Another option is the curriculum vitæ – which means “Course of Life” in Latin. Most commonly called a CV, this is typically used to apply for academic and research positions. Hiring managers for these high-level positions will be looking for CVs from applicants, so be sure to send one when appropriate.

A CV differs greatly from a resume. While brevity is key when developing a stellar resume, a CV is much longer and more detailed. It will chronologically summarize all your educational, academic and employment history. A CV will also detail published work, key presentations, awards, honors and affiliations.

Resume key components:

  • Brief and concise.
  • One page, two maximum.
  • Can and should be customized for each job application.
  • Does not have to be chronological.
  • Does not need to cover your entire career.
  • Is typically submitted with a customizable cover letter.

Curriculum vitæ key components:

  • Long and detailed.
  • Two pages minimum, five maximum.
  • Lists all career history including teaching and research experience.
  • Is always chronological.
  • Is static – the same CV is used for different applications.
  • Any customization takes place in the cover letter.

In the United States and Canada, academic and researching hiring managers may expect a CV, but in many countries around the world, a CV is the primary way to apply for any type of job. For example, in Europe, the Middle East, Africa and Asia, resumes are not used and a CV is expected. If you’re unsure which is appropriate, feel free to ask. It’s best to be proactive rather than apply incorrectly. Sometimes there may even be directions listed on the application section of the organization’s website.
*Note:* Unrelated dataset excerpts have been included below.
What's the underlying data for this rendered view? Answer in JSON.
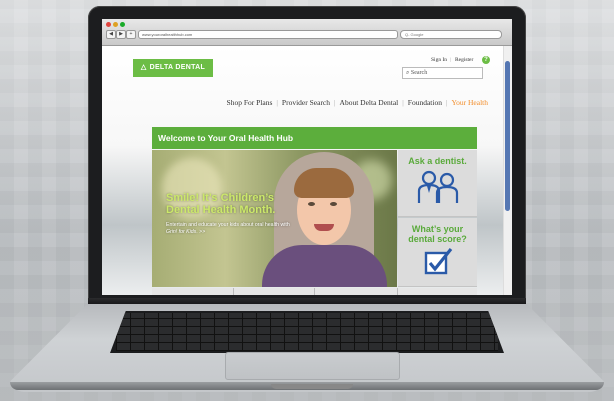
{
  "browser": {
    "url": "www.youroralhealthhub.com",
    "search_placeholder": "Q- Google",
    "nav_back": "◀",
    "nav_forward": "▶",
    "reload": "+"
  },
  "site": {
    "logo_text": "DELTA DENTAL",
    "sign_in": "Sign In",
    "register": "Register",
    "help": "?",
    "search_placeholder": "Search",
    "nav": [
      "Shop For Plans",
      "Provider Search",
      "About Delta Dental",
      "Foundation",
      "Your Health"
    ],
    "nav_active_index": 4,
    "banner_title": "Welcome to Your Oral Health Hub",
    "hero": {
      "headline": "Smile! It’s Children’s Dental Health Month.",
      "sub_before": "Entertain and educate your kids about oral health with ",
      "sub_em": "Grin! for Kids",
      "sub_after": ". >>"
    },
    "cards": [
      {
        "title": "Ask a dentist.",
        "icon": "dentists-icon"
      },
      {
        "title": "What’s your dental score?",
        "icon": "checkbox-icon"
      }
    ]
  },
  "colors": {
    "brand_green": "#6cbd45",
    "banner_green": "#5cae3c",
    "active_nav": "#f28c28",
    "card_title": "#5aaa3b",
    "icon_blue": "#2a5aa8"
  }
}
If it’s been a while since you’ve updated your resume or if you’ve never written a CV before and aren’t sure where to start, there are a variety of resources available to help. For resume best practices, check out this Forbes article and remember that many college career centers offer free resume reviews to graduates. To start developing a standout CV, visit www.CVtips.com and check out this BBC article. You can also search for samples of CV formats for different countries to get ideas if applying internationally.